Energy prices have been on the rise since the second quarter of 2020 after taking a brief but severe tumble in the early months of the pandemic. As the economy attempted to stabilize and recover, oil rallied to trade over $125 per barrel at one point in March of this year. More recently, the national average price for a gallon of gasoline rose to just over $5, an all-time high, before backing off over the last month or so.
While energy prices were on the rise well before the Russian invasion of Ukraine last February, geopolitical tensions have helped to further push energy prices higher as supplies relative to demand have tightened. Sanctions aimed at limiting Russia’s ability to sell oil and crude distillates further disrupted the supply/demand imbalance just as gasoline, diesel fuel, and jet fuel saw increased demand as U.S. and global economies began to recover.
Consumers in the U.S. have seen more of their incomes go toward filling up their vehicle’s fuel tank every week. Travelers have taken notice of meaningfully higher airfares and crowded planes as people go on more business trips and vacations. Higher prices have started to cool demand for products and services tied to the price of energy.
The Biden administration is asking oil companies to produce more oil and refiners to distill more end-user product in an effort to knock down energy prices. The concept seems simple: produce more supply relative to demand and prices are likely to fall. But the reality is more complicated. Let’s look at this issue from the refiner’s point of view.
Chart 2. U.S. operable crude-oil distillation capacity
Sources: U.S. Energy Information Administration, Wells Fargo Investment Institute, as of August 11, 2022.
As the U.S. Energy Information Administration (EIA) points out, U.S. refinery capacity decreased during 2021 for the second consecutive year (Chart 2). Operable crude oil distillation capacity totaled 17.9 million barrels per calendar day (BPD) as of January 1, 2022, down from a distillation capacity of 18.1 million BPD on January 1, 2021, and 19 million BPD at the beginning of 2020. This has occurred while the demand for gasoline, diesel, and jet fuel has increased and U.S. exports of distillate products to Europe have jumped higher as prices “across the pond” rose relative to the U.S. as less Russian product reached the Continent.
Ideally, as with most other products, producers look for ways to increase capacity and therefore boost profits as demand increases. But there is the refining rub. According to EIA data, U.S. refiners are operating at approximately 94% of total capacity. Given that refineries are frequently shut down for short periods of time for regular maintenance and occasional unscheduled repairs, there is not much unused capacity to boost production by any noticeable amount.

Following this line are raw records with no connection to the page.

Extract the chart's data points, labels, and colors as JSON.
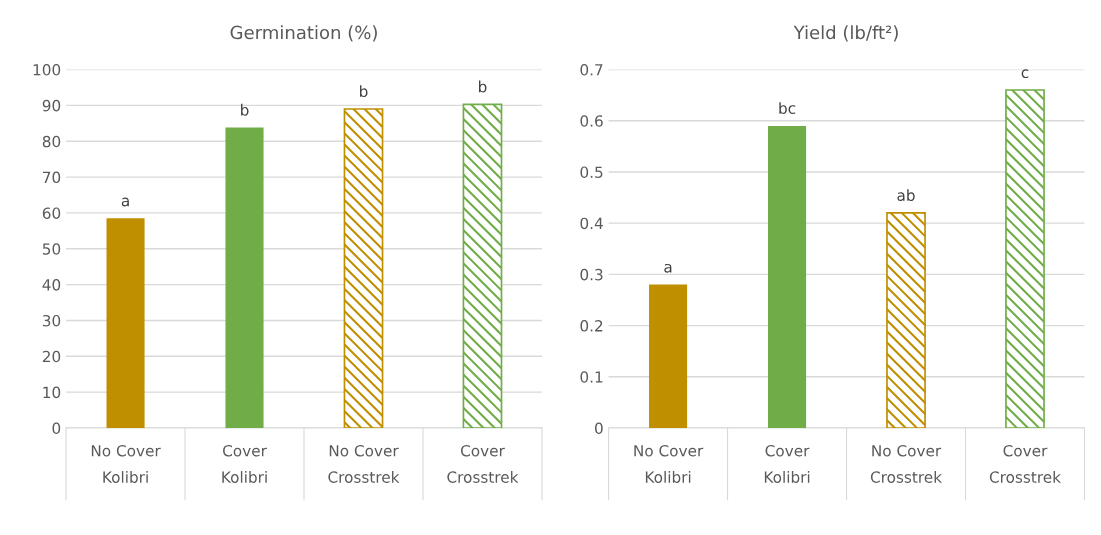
{
  "chart_data": [
    {
      "type": "bar",
      "title": "Germination (%)",
      "categories": [
        "No Cover\nKolibri",
        "Cover\nKolibri",
        "No Cover\nCrosstrek",
        "Cover\nCrosstrek"
      ],
      "values": [
        58.5,
        83.8,
        89,
        90.3
      ],
      "colors": [
        "#bf8f00",
        "#70ad47",
        "#bf8f00",
        "#70ad47"
      ],
      "ylim": [
        0,
        100
      ],
      "yticks": [
        0,
        10,
        20,
        30,
        40,
        50,
        60,
        70,
        80,
        90,
        100
      ],
      "grid": "y",
      "legend": false,
      "annotations": [
        {
          "text": "a",
          "x": "No Cover\nKolibri",
          "y": 58.5
        },
        {
          "text": "b",
          "x": "Cover\nKolibri",
          "y": 83.8
        },
        {
          "text": "b",
          "x": "No Cover\nCrosstrek",
          "y": 89
        },
        {
          "text": "b",
          "x": "Cover\nCrosstrek",
          "y": 90.3
        }
      ]
    },
    {
      "type": "bar",
      "title": "Yield (lb/ft²)",
      "categories": [
        "No Cover\nKolibri",
        "Cover\nKolibri",
        "No Cover\nCrosstrek",
        "Cover\nCrosstrek"
      ],
      "values": [
        0.28,
        0.59,
        0.42,
        0.66
      ],
      "colors": [
        "#bf8f00",
        "#70ad47",
        "#bf8f00",
        "#70ad47"
      ],
      "ylim": [
        0,
        0.7
      ],
      "yticks": [
        0,
        0.1,
        0.2,
        0.3,
        0.4,
        0.5,
        0.6,
        0.7
      ],
      "grid": "y",
      "legend": false,
      "annotations": [
        {
          "text": "a",
          "x": "No Cover\nKolibri",
          "y": 0.28
        },
        {
          "text": "bc",
          "x": "Cover\nKolibri",
          "y": 0.59
        },
        {
          "text": "ab",
          "x": "No Cover\nCrosstrek",
          "y": 0.42
        },
        {
          "text": "c",
          "x": "Cover\nCrosstrek",
          "y": 0.66
        }
      ]
    }
  ]
}
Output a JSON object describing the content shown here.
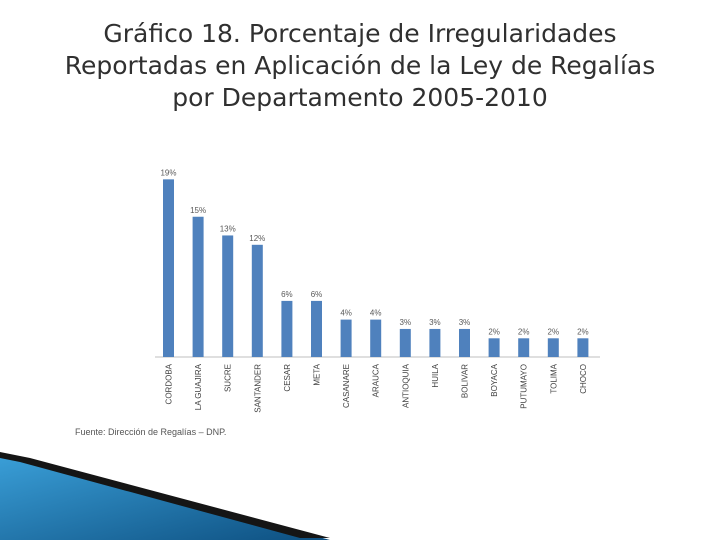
{
  "title": {
    "lines": [
      "Gráfico 18. Porcentaje de Irregularidades",
      "Reportadas en Aplicación de la Ley de Regalías",
      "por Departamento 2005-2010"
    ]
  },
  "source": "Fuente: Dirección de Regalías – DNP.",
  "colors": {
    "bar": "#4f81bd",
    "title": "#303030",
    "accent": "#1f6fa8"
  },
  "chart_data": {
    "type": "bar",
    "categories": [
      "CORDOBA",
      "LA GUAJIRA",
      "SUCRE",
      "SANTANDER",
      "CESAR",
      "META",
      "CASANARE",
      "ARAUCA",
      "ANTIOQUIA",
      "HUILA",
      "BOLIVAR",
      "BOYACA",
      "PUTUMAYO",
      "TOLIMA",
      "CHOCO"
    ],
    "values": [
      19,
      15,
      13,
      12,
      6,
      6,
      4,
      4,
      3,
      3,
      3,
      2,
      2,
      2,
      2
    ],
    "value_labels": [
      "19%",
      "15%",
      "13%",
      "12%",
      "6%",
      "6%",
      "4%",
      "4%",
      "3%",
      "3%",
      "3%",
      "2%",
      "2%",
      "2%",
      "2%"
    ],
    "ylim": [
      0,
      20
    ],
    "grid": false,
    "legend": "none"
  }
}
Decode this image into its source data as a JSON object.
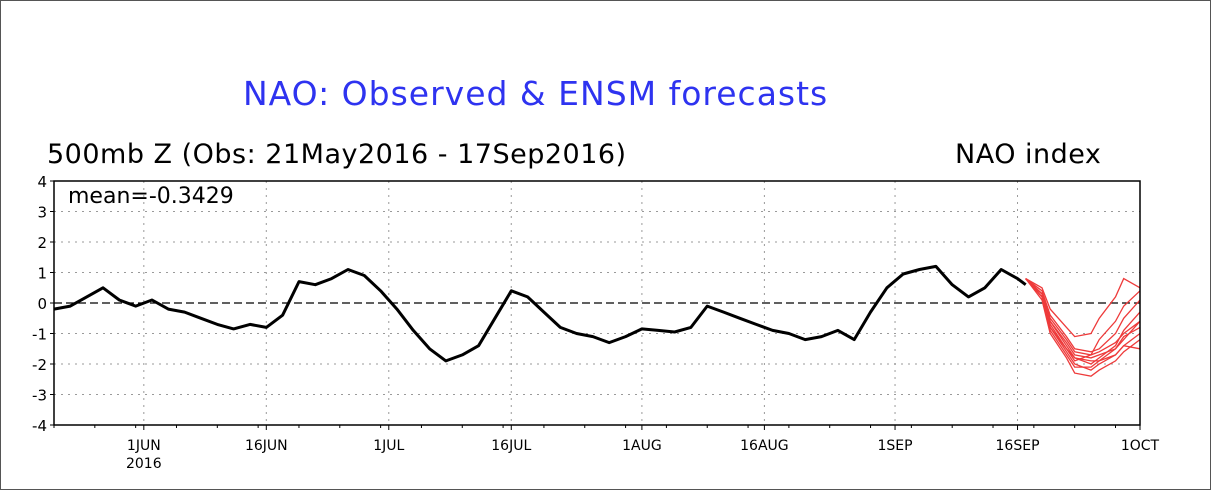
{
  "chart_data": {
    "type": "line",
    "title": "NAO: Observed & ENSM forecasts",
    "subtitle": "500mb Z (Obs: 21May2016 - 17Sep2016)",
    "ylabel": "NAO index",
    "annotation": "mean=-0.3429",
    "xlim": [
      "2016-05-21",
      "2016-10-01"
    ],
    "ylim": [
      -4,
      4
    ],
    "yticks": [
      "4",
      "3",
      "2",
      "1",
      "0",
      "-1",
      "-2",
      "-3",
      "-4"
    ],
    "xticks": [
      {
        "date": "2016-06-01",
        "label": "1JUN",
        "sublabel": "2016"
      },
      {
        "date": "2016-06-16",
        "label": "16JUN"
      },
      {
        "date": "2016-07-01",
        "label": "1JUL"
      },
      {
        "date": "2016-07-16",
        "label": "16JUL"
      },
      {
        "date": "2016-08-01",
        "label": "1AUG"
      },
      {
        "date": "2016-08-16",
        "label": "16AUG"
      },
      {
        "date": "2016-09-01",
        "label": "1SEP"
      },
      {
        "date": "2016-09-16",
        "label": "16SEP"
      },
      {
        "date": "2016-10-01",
        "label": "1OCT"
      }
    ],
    "grid": true,
    "colors": {
      "title": "#2e33f0",
      "observed": "#000000",
      "forecast": "#ee3a3a",
      "zero_line": "#000000"
    },
    "observed": {
      "x": [
        "2016-05-21",
        "2016-05-23",
        "2016-05-25",
        "2016-05-27",
        "2016-05-29",
        "2016-05-31",
        "2016-06-02",
        "2016-06-04",
        "2016-06-06",
        "2016-06-08",
        "2016-06-10",
        "2016-06-12",
        "2016-06-14",
        "2016-06-16",
        "2016-06-18",
        "2016-06-20",
        "2016-06-22",
        "2016-06-24",
        "2016-06-26",
        "2016-06-28",
        "2016-06-30",
        "2016-07-02",
        "2016-07-04",
        "2016-07-06",
        "2016-07-08",
        "2016-07-10",
        "2016-07-12",
        "2016-07-14",
        "2016-07-16",
        "2016-07-18",
        "2016-07-20",
        "2016-07-22",
        "2016-07-24",
        "2016-07-26",
        "2016-07-28",
        "2016-07-30",
        "2016-08-01",
        "2016-08-03",
        "2016-08-05",
        "2016-08-07",
        "2016-08-09",
        "2016-08-11",
        "2016-08-13",
        "2016-08-15",
        "2016-08-17",
        "2016-08-19",
        "2016-08-21",
        "2016-08-23",
        "2016-08-25",
        "2016-08-27",
        "2016-08-29",
        "2016-08-31",
        "2016-09-02",
        "2016-09-04",
        "2016-09-06",
        "2016-09-08",
        "2016-09-10",
        "2016-09-12",
        "2016-09-14",
        "2016-09-16",
        "2016-09-17"
      ],
      "y": [
        -0.2,
        -0.1,
        0.2,
        0.5,
        0.1,
        -0.1,
        0.1,
        -0.2,
        -0.3,
        -0.5,
        -0.7,
        -0.85,
        -0.7,
        -0.8,
        -0.4,
        0.7,
        0.6,
        0.8,
        1.1,
        0.9,
        0.4,
        -0.2,
        -0.9,
        -1.5,
        -1.9,
        -1.7,
        -1.4,
        -0.5,
        0.4,
        0.2,
        -0.3,
        -0.8,
        -1.0,
        -1.1,
        -1.3,
        -1.1,
        -0.85,
        -0.9,
        -0.95,
        -0.8,
        -0.1,
        -0.3,
        -0.5,
        -0.7,
        -0.9,
        -1.0,
        -1.2,
        -1.1,
        -0.9,
        -1.2,
        -0.3,
        0.5,
        0.95,
        1.1,
        1.2,
        0.6,
        0.2,
        0.5,
        1.1,
        0.8,
        0.6
      ]
    },
    "forecasts": [
      {
        "y": [
          0.8,
          0.3,
          -0.6,
          -1.3,
          -1.7,
          -1.8,
          -1.7,
          -1.5,
          -1.2,
          -0.6
        ]
      },
      {
        "y": [
          0.8,
          0.2,
          -0.8,
          -1.6,
          -2.0,
          -2.2,
          -2.0,
          -1.7,
          -1.4,
          -1.0
        ]
      },
      {
        "y": [
          0.8,
          0.4,
          -0.4,
          -1.1,
          -1.5,
          -1.6,
          -1.5,
          -1.0,
          -0.5,
          0.1
        ]
      },
      {
        "y": [
          0.8,
          0.3,
          -0.7,
          -1.5,
          -1.9,
          -1.7,
          -1.2,
          -0.6,
          -0.1,
          0.4
        ]
      },
      {
        "y": [
          0.8,
          0.1,
          -1.0,
          -1.8,
          -2.3,
          -2.4,
          -2.2,
          -1.9,
          -1.6,
          -1.2
        ]
      },
      {
        "y": [
          0.8,
          0.3,
          -0.5,
          -1.2,
          -1.6,
          -1.7,
          -1.6,
          -1.3,
          -1.0,
          -0.6
        ]
      },
      {
        "y": [
          0.8,
          0.5,
          -0.2,
          -0.8,
          -1.1,
          -1.0,
          -0.5,
          0.2,
          0.8,
          0.5
        ]
      },
      {
        "y": [
          0.8,
          0.2,
          -0.8,
          -1.5,
          -1.8,
          -1.9,
          -1.9,
          -1.7,
          -1.4,
          -1.5
        ]
      },
      {
        "y": [
          0.8,
          0.3,
          -0.6,
          -1.4,
          -1.8,
          -2.0,
          -1.8,
          -1.4,
          -0.9,
          -0.3
        ]
      },
      {
        "y": [
          0.8,
          0.2,
          -0.9,
          -1.7,
          -2.1,
          -2.1,
          -1.9,
          -1.5,
          -1.1,
          -0.8
        ]
      }
    ],
    "forecast_x": [
      "2016-09-17",
      "2016-09-19",
      "2016-09-20",
      "2016-09-22",
      "2016-09-23",
      "2016-09-25",
      "2016-09-26",
      "2016-09-28",
      "2016-09-29",
      "2016-10-01"
    ]
  }
}
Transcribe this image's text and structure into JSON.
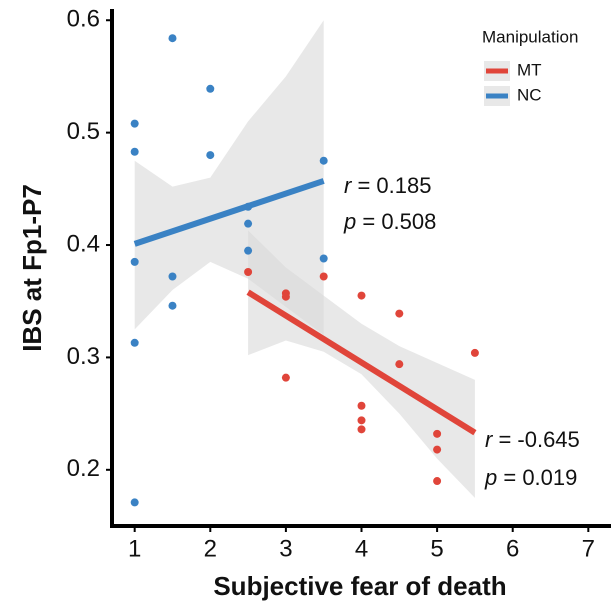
{
  "chart_data": {
    "type": "scatter",
    "x_label": "Subjective fear of death",
    "y_label": "IBS at Fp1-P7",
    "xlim": [
      0.7,
      7.3
    ],
    "xticks": [
      1,
      2,
      3,
      4,
      5,
      6,
      7
    ],
    "ylim": [
      0.15,
      0.61
    ],
    "yticks": [
      0.2,
      0.3,
      0.4,
      0.5,
      0.6
    ],
    "legend_title": "Manipulation",
    "legend_position": "upper right",
    "band_color": "#d9d9d9",
    "series": [
      {
        "name": "MT",
        "color": "#e0453a",
        "x": [
          2.5,
          3,
          3,
          3,
          3.5,
          4,
          4,
          4,
          4,
          4.5,
          4.5,
          5,
          5,
          5,
          5.5
        ],
        "values": [
          0.376,
          0.357,
          0.354,
          0.282,
          0.372,
          0.355,
          0.257,
          0.244,
          0.236,
          0.339,
          0.294,
          0.232,
          0.218,
          0.19,
          0.304
        ],
        "fit": {
          "x": [
            2.5,
            5.5
          ],
          "values": [
            0.358,
            0.233
          ]
        },
        "band": {
          "x": [
            2.5,
            3,
            3.5,
            4,
            4.5,
            5,
            5.5
          ],
          "upper": [
            0.413,
            0.38,
            0.355,
            0.33,
            0.31,
            0.295,
            0.28
          ],
          "lower": [
            0.302,
            0.315,
            0.305,
            0.285,
            0.25,
            0.21,
            0.175
          ]
        },
        "annotation": {
          "symbol_r": "r",
          "text_r": " = -0.645",
          "symbol_p": "p",
          "text_p": " = 0.019"
        }
      },
      {
        "name": "NC",
        "color": "#3a82c4",
        "x": [
          1,
          1,
          1,
          1,
          1,
          1.5,
          1.5,
          1.5,
          2,
          2,
          2.5,
          2.5,
          2.5,
          3.5,
          3.5
        ],
        "values": [
          0.508,
          0.483,
          0.385,
          0.313,
          0.171,
          0.584,
          0.372,
          0.346,
          0.539,
          0.48,
          0.434,
          0.419,
          0.395,
          0.475,
          0.388
        ],
        "fit": {
          "x": [
            1,
            3.5
          ],
          "values": [
            0.401,
            0.457
          ]
        },
        "band": {
          "x": [
            1,
            1.5,
            2,
            2.5,
            3,
            3.5
          ],
          "upper": [
            0.475,
            0.452,
            0.46,
            0.51,
            0.55,
            0.6
          ],
          "lower": [
            0.325,
            0.36,
            0.385,
            0.37,
            0.345,
            0.32
          ]
        },
        "annotation": {
          "symbol_r": "r",
          "text_r": " = 0.185",
          "symbol_p": "p",
          "text_p": " = 0.508"
        }
      }
    ]
  }
}
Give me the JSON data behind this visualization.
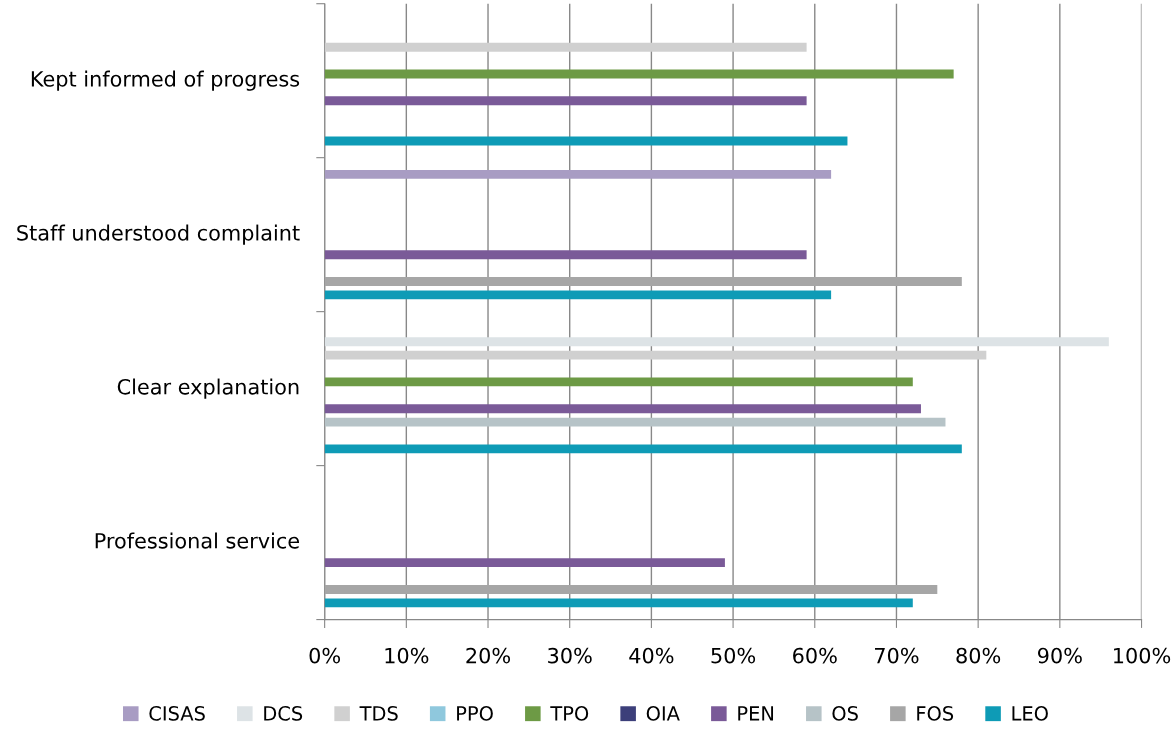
{
  "chart_data": {
    "type": "bar",
    "orientation": "horizontal",
    "categories": [
      "Kept informed of progress",
      "Staff understood complaint",
      "Clear explanation",
      "Professional service"
    ],
    "series": [
      {
        "name": "CISAS",
        "color": "#a89cc3",
        "values": [
          null,
          62,
          null,
          null
        ]
      },
      {
        "name": "DCS",
        "color": "#dde3e6",
        "values": [
          null,
          null,
          96,
          null
        ]
      },
      {
        "name": "TDS",
        "color": "#d0d0d0",
        "values": [
          59,
          null,
          81,
          null
        ]
      },
      {
        "name": "PPO",
        "color": "#8fc8dd",
        "values": [
          null,
          null,
          null,
          null
        ]
      },
      {
        "name": "TPO",
        "color": "#6d9a45",
        "values": [
          77,
          null,
          72,
          null
        ]
      },
      {
        "name": "OIA",
        "color": "#3c3f7a",
        "values": [
          null,
          null,
          null,
          null
        ]
      },
      {
        "name": "PEN",
        "color": "#7a5a98",
        "values": [
          59,
          59,
          73,
          49
        ]
      },
      {
        "name": "OS",
        "color": "#b6c3c7",
        "values": [
          null,
          null,
          76,
          null
        ]
      },
      {
        "name": "FOS",
        "color": "#a6a6a6",
        "values": [
          null,
          78,
          null,
          75
        ]
      },
      {
        "name": "LEO",
        "color": "#0e9bb6",
        "values": [
          64,
          62,
          78,
          72
        ]
      }
    ],
    "xlim": [
      0,
      100
    ],
    "xticks": [
      {
        "value": 0,
        "label": "0%"
      },
      {
        "value": 10,
        "label": "10%"
      },
      {
        "value": 20,
        "label": "20%"
      },
      {
        "value": 30,
        "label": "30%"
      },
      {
        "value": 40,
        "label": "40%"
      },
      {
        "value": 50,
        "label": "50%"
      },
      {
        "value": 60,
        "label": "60%"
      },
      {
        "value": 70,
        "label": "70%"
      },
      {
        "value": 80,
        "label": "80%"
      },
      {
        "value": 90,
        "label": "90%"
      },
      {
        "value": 100,
        "label": "100%"
      }
    ],
    "grid": "x",
    "legend": "bottom"
  }
}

That begs the question, “Why don’t we just build more refineries?” Once again, let’s rely on EIA data for perspective. The EIA tells us that as of the start of 2022 there were 130 operable petroleum refineries in the United States. The newest refinery, located in Texas, came online at the beginning of the year and produces just 45,000 BPD. But the last refinery built with what the EIA considers “significant downstream unit capacity” came online in 1977 with 585,000 BPD. That is not a misprint, the last major refinery in the U.S. was built 45 years ago. There has, however, been some incremental additional capacity added at a couple of other refineries over the last 10 years. But still, given the growth of the domestic economy in recent decades and the growth in demand for distillates over the same time frame, one can argue refining capacity is well below what many would consider adequate levels.
Government permitting processes for refining expansion or the building of new facilities are stringent and can take many years. Of course, the building of new facilities also suffers from the “not in my backyard” mentality as communities would prefer that new refineries be built in other locations. The push for energy sources that are not fossil fuels also creates headwinds as proponents of greener alternatives fight to prevent additional refining capacity from being built. And finally, refining companies are looking at the cost of building new production facilities and the decades it can take to generate an acceptable return on their investment and trying to determine, quite literally, how long their industry may exist.
From a portfolio standpoint, we currently carry a favorable tactical rating on the Energy sector over the coming 6-18 months. The shortage of refinery capacity contributes to our tactical favorable rating by limiting the supply of distillates. When summer driving or business and vacation travel demand increase, prices are likely to increase without drawing out any new supply from producers. From a longer-term perspective, Energy will continue to play a large role in powering the growth of the economy looking ahead. The fact is, renewables are unable to replace fossil fuels any time soon, meaning that limited supplies over a multi-year horizon are likely to create favorable conditions if demand continues to increase as we expect. Investment in both traditional energy and alternative-energy companies will be necessary as the transition to a carbon-free or near carbon-free economy will likely take decades.